Schrittweiser Einstieg in das höhere Rentenalter
Die große Koalition hatte 2007 die umstrittene Erhöhung des Renteneintrittsalters beschlossen, um die Rentenkassen angesichts einer ungünstigen demografischen Entwicklung vor dem Kollaps zu bewahren. Nach dem Gesetz zur Rente mit 67 muss alle vier Jahre überprüft werden, ob es die Arbeitsmarktlage für Ältere tatsächlich erlaubt, das Rentenalter wie geplant in kleinen Schritten einzuführen. Den Anfang machen dann die Arbeitnehmer des Jahrgangs 1947, die einen Monat länger arbeiten müssen, bevor sie 2012 mit dann noch 65 Jahren in Rente gehen können. Die 1967 Geborenen sind die ersten, die volle 67 Jahre bis zum Altersruhestand arbeiten müssen.
Kritiker der Rente mit 67 argumentieren, dass eine Erhöhung des Renteneintrittsalters nicht zu verantworten sei, solange ältere Arbeitnehmer schlecht in den Arbeitsmarkt integriert sind. Die SPD hält das erst für vertretbar, wenn die Hälfte der Arbeitnehmer zwischen 60 und 64 Jahren einer sozialversicherungspflichtigen Beschäftigung nachgeht. "Tatsache ist, dass nicht einmal ein Viertel aller 60- bis 64-Jährigen sozialversicherungspflichtig beschäftigt wird", sagte der stellvertretende SPD-Chef Olaf Scholz der "Rheinischen Post". Die IG Metall warnt, die Lage älterer Arbeitnehmer werde eher schlechter als besser und verweist auf "beträchtlich gesunkene Beschäftigungschancen für ältere Arbeitnehmer in den Betrieben der Metall- und Elektroindustrie". Und der Deutsche Gewerkschaftsbund (DGB) plädiert dafür, auf die Rente mit 67 komplett zu verzichten und stattdessen die Rentenbeiträge um 0,6 Prozentpunkte anzuheben.

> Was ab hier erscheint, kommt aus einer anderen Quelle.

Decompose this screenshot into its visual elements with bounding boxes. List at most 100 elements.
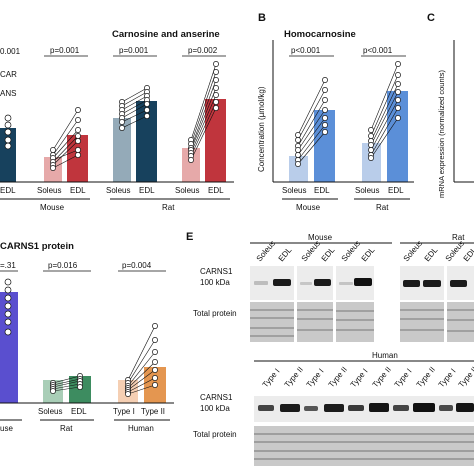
panel-a-cat-3: Soleus (106, 186, 130, 195)
blot-top-total-label: Total protein (193, 309, 237, 318)
panel-b-pval-1: p<0.001 (291, 46, 321, 55)
blot-human-lane-2: Type I (305, 367, 326, 389)
blot-rat-total (400, 302, 474, 342)
panel-a-legend-car: CAR (0, 70, 17, 79)
panel-d-cat-3: Type II (141, 407, 165, 416)
blot-human-lane-3: Type II (327, 365, 349, 389)
panel-a-title: Carnosine and anserine (112, 29, 220, 40)
panel-a-group-mouse: Mouse (40, 203, 65, 212)
blot-human-lane-8: Type I (437, 367, 458, 389)
panel-d-group-partial: use (0, 424, 13, 433)
blot-human-lane-1: Type II (283, 365, 305, 389)
blot-rat-carns1 (400, 266, 474, 300)
panel-d-pval-2: p=0.004 (122, 261, 152, 270)
panel-d-title: CARNS1 protein (0, 241, 74, 252)
blot-mouse-lane-3: EDL (320, 245, 337, 263)
panel-d-pair-lines-rat (52, 375, 81, 392)
panel-c-letter: C (427, 12, 435, 24)
blot-human-lane-4: Type I (349, 367, 370, 389)
panel-b-group-rat: Rat (376, 203, 389, 212)
panel-a-bar-rat-edl-anserine (136, 101, 157, 182)
panel-a-partial-pval: 0.001 (0, 47, 21, 56)
panel-d: CARNS1 protein =.31 p=0.016 p=0.004 (0, 241, 174, 433)
panel-b-cat-0: Soleus (282, 186, 306, 195)
panel-d-cat-1: EDL (71, 407, 87, 416)
panel-a-bar-rat-soleus-anserine (113, 118, 131, 182)
panel-b-dots-rat (368, 61, 401, 161)
panel-a-pair-lines-rat-ans (121, 87, 148, 129)
panel-b-bar-mouse-soleus (289, 156, 308, 182)
panel-a-bar-rat-soleus (182, 148, 200, 182)
blot-mouse-lane-4: Soleus (340, 239, 363, 264)
panel-d-cat-2: Type I (113, 407, 135, 416)
panel-a-bar-rat-edl (205, 99, 226, 182)
blot-human-lane-7: Type II (415, 365, 437, 389)
blot-human-lane-5: Type II (371, 365, 393, 389)
panel-a-pval-1: p=0.001 (50, 46, 80, 55)
panel-c: C mRNA expression (normalized counts) (427, 12, 474, 198)
panel-b-bar-rat-edl (387, 91, 408, 182)
panel-a-pval-3: p=0.002 (188, 46, 218, 55)
blot-rat-lane-3: EDL (462, 245, 474, 263)
panel-a-dots-rat-car (188, 61, 219, 163)
panel-b-cat-1: EDL (314, 186, 330, 195)
panel-a-dots-edge (4, 114, 12, 150)
panel-a-pair-lines-mouse (52, 109, 79, 169)
panel-d-dots-rat (50, 373, 83, 394)
panel-b-pair-lines-rat (370, 63, 399, 159)
panel-c-ylabel: mRNA expression (normalized counts) (437, 70, 446, 198)
blot-rat-lane-0: Soleus (402, 239, 425, 264)
blot-mouse-lane-5: EDL (360, 245, 377, 263)
blot-mouse-lane-0: Soleus (255, 239, 278, 264)
blot-top-kda-label: 100 kDa (200, 278, 230, 287)
panel-a-cat-6: EDL (208, 186, 224, 195)
panel-d-dots-human (125, 323, 158, 397)
panel-d-pair-lines-human (127, 325, 156, 395)
blot-human-lane-6: Type I (393, 367, 414, 389)
panel-e-letter: E (186, 231, 193, 243)
blot-bottom-row-label: CARNS1 (200, 393, 233, 402)
panel-a-cat-4: EDL (139, 186, 155, 195)
panel-b: B Homocarnosine Concentration (µmol/kg) … (257, 12, 414, 212)
panel-a-pair-lines-rat-car (190, 63, 217, 161)
blot-mouse-carns1 (250, 266, 374, 300)
panel-d-dots-edge (4, 278, 12, 336)
panel-a-group-rat: Rat (162, 203, 175, 212)
blot-rat-lane-1: EDL (423, 245, 440, 263)
panel-d-bar-mouse-edl (0, 292, 18, 403)
panel-a-legend-ans: ANS (0, 89, 16, 98)
blot-human-group-label: Human (372, 351, 398, 360)
blot-bottom-total-label: Total protein (193, 430, 237, 439)
blot-human-carns1 (254, 396, 474, 422)
panel-b-letter: B (258, 12, 266, 24)
panel-a-pval-2: p=0.001 (119, 46, 149, 55)
blot-rat-group-label: Rat (452, 233, 465, 242)
panel-b-cat-3: EDL (388, 186, 404, 195)
panel-d-group-rat: Rat (60, 424, 73, 433)
panel-d-partial-pval: =.31 (0, 261, 16, 270)
blot-bottom-kda-label: 100 kDa (200, 404, 230, 413)
panel-b-pval-2: p<0.001 (363, 46, 393, 55)
blot-top-row-label: CARNS1 (200, 267, 233, 276)
panel-b-bar-rat-soleus (362, 143, 381, 182)
panel-b-ylabel: Concentration (µmol/kg) (257, 86, 266, 172)
blot-human-lane-9: Type II (457, 365, 474, 389)
panel-a-bar-mouse-edl-anserine (0, 128, 16, 182)
blot-mouse-total (250, 302, 374, 342)
panel-d-group-human: Human (128, 424, 154, 433)
blot-human-total (254, 426, 474, 466)
panel-b-dots-mouse (295, 77, 328, 167)
panel-a-cat-1: Soleus (37, 186, 61, 195)
blot-mouse-lane-1: EDL (277, 245, 294, 263)
panel-a-cat-5: Soleus (175, 186, 199, 195)
panel-b-bar-mouse-edl (314, 110, 335, 182)
panel-b-title: Homocarnosine (284, 29, 356, 40)
panel-d-cat-0: Soleus (38, 407, 62, 416)
blot-human-lane-0: Type I (261, 367, 282, 389)
panel-a-cat-0: EDL (0, 186, 16, 195)
panel-a-dots-rat-ans (119, 85, 150, 131)
blot-mouse-lane-2: Soleus (300, 239, 323, 264)
panel-a: Carnosine and anserine 0.001 CAR ANS p=0… (0, 29, 234, 212)
blot-mouse-group-label: Mouse (308, 233, 333, 242)
panel-a-cat-2: EDL (70, 186, 86, 195)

Mehr zahlen oder länger arbeiten?
Arbeitsministerin von der Leyen lehnt den Gewerkschaftsvorschlag als "ungerecht" ab: Die schrittweise Erhöhung des Renteneintrittsalters sei auch eine Frage der Fairness gegenüber der jüngeren Generation, sagte von der Leyen im Zweiten Deutschen Fernsehen. Es gehe darum, die Lasten aus der steigenden Lebenserwartung gerecht zu verteilen. Auch die Wirtschaft sieht dazu keine Alternativen. Der Präsident des Deutschen Industrie- und Handelskammertages (DIHK), Hans Heinrich Driftmann sagte der "Berliner Zeitung", die Rente mit 67 sei nötig, weil die Lebenserwartung steige. Dieser Zusammenhang dürfe nicht ausgeblendet werden, sonst würden die Lasten der demografischen Entwicklung auf die Beitragszahler und die kommende Generationen abgewälzt.
Die Linkspartei schließt sich dagegen den Argumenten der Gewerkschaften an. Eine von der Bundesregierung selbst vorgelegte Studie zeige eindeutig auf, dass der Anteil der Älteren, die noch in Arbeitsverhältnissen sind, immer weiter gesunken sei. Die Rente erst ab 67 sei deshalb "nichts anderes als eine Rentenkürzung", sagte die Chefin der Linken, Gesine Lötzsch, im Deutschlandradio Kultur.